Data is a tool only to the extent to which the organization agrees on its intended purposes. Establish your entire organization’s informational needs and data priorities. Overlook nothing, because it can be challenging going back to grandfather in a vital data element overlooked before that massive database was built. If something as simple as a salutation or middle name may potentially be needed downstream, plan for it now or pay for it later.
Once your data priorities are set, ensure that every department, employee, vendor, etc., is apprised and in-synch with those plans.
Start Early
Start your data quality program at the point of ingestion by identifying every conceivable input channel – online forms, data entry, social media, caging vendors, fulfillment partners, etc. Then ensure that these channels are in tune with your data priorities. Be sure to establish internal policies for acceptable data integrity and the rules and business practices necessary to meet those policies. Again, when data becomes a centerpiece to every internal policy-making conversation, integrity will no longer be an issue.
Keep it Synched and Clean
IT remains central to any data integrity efforts, of course. Ensuring that databases are properly configured, maintained and updated; that exception reporting and notification are properly managed; and that any third-party data assets are appropriately audited before ingestion.
But too often, says Gary Carr, CEO of Third Sector Labs, the nonprofit industry and even some of its IT owners, “pictures data management as a daisy-chain of updating datasets from one repository to another. What they should do is build data repositories where all data is synched, cleaned, managed and from there fed into the various systems that depend on it.”
Reporting
One of the modern era’s great gifts is the ability to use analytical tools to create an iterative feedback loop that allows organizations to gradually work toward the business intelligence they most need.
So as you run reports, determine whether the business rules baked into your early data requirements and priorities are actually delivering the intelligence you need.
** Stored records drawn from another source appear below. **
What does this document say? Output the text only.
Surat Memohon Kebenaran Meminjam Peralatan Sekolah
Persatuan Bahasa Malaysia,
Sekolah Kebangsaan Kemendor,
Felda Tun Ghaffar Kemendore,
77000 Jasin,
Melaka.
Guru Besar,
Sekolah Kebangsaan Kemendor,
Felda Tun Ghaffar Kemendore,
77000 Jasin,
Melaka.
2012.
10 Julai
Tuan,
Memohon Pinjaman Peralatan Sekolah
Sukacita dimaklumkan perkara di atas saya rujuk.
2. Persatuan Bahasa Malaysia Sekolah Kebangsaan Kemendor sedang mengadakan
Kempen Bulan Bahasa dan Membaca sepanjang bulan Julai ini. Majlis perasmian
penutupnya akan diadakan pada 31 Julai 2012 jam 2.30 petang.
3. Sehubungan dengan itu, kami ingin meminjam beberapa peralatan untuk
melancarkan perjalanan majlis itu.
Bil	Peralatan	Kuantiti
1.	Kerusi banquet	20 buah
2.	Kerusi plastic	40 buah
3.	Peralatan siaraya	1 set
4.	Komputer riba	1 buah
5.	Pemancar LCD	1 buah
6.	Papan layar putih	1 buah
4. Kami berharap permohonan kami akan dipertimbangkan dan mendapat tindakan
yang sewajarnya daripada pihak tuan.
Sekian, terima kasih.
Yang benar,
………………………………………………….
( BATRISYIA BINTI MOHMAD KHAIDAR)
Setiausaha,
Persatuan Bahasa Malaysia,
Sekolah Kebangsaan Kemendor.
If not, continue to update and refine them until you are getting what you need. Start with pilot programs and small datasets, test, repeat as needed until you’re satisfied, then expand to your larger data universe.
Junk the Excuses
An integral part of any data integrity program is tossing out aged, bad, or irrelevant data. While you’re at it, be sure to junk the excuses your organization may have been using to avoid the whole data integrity conversation. In this day and age the idea that an organization hasn’t the time, resources, or talents to do data right simply cannot be accepted. Or as Jamey Heinze, CMO at CDS Global recently wrote in ThirdSectorToday, it’s certainly not easy capturing and cataloging all of the right data in the right way, let alone mining it for the business intelligence you need. “But you need to try.”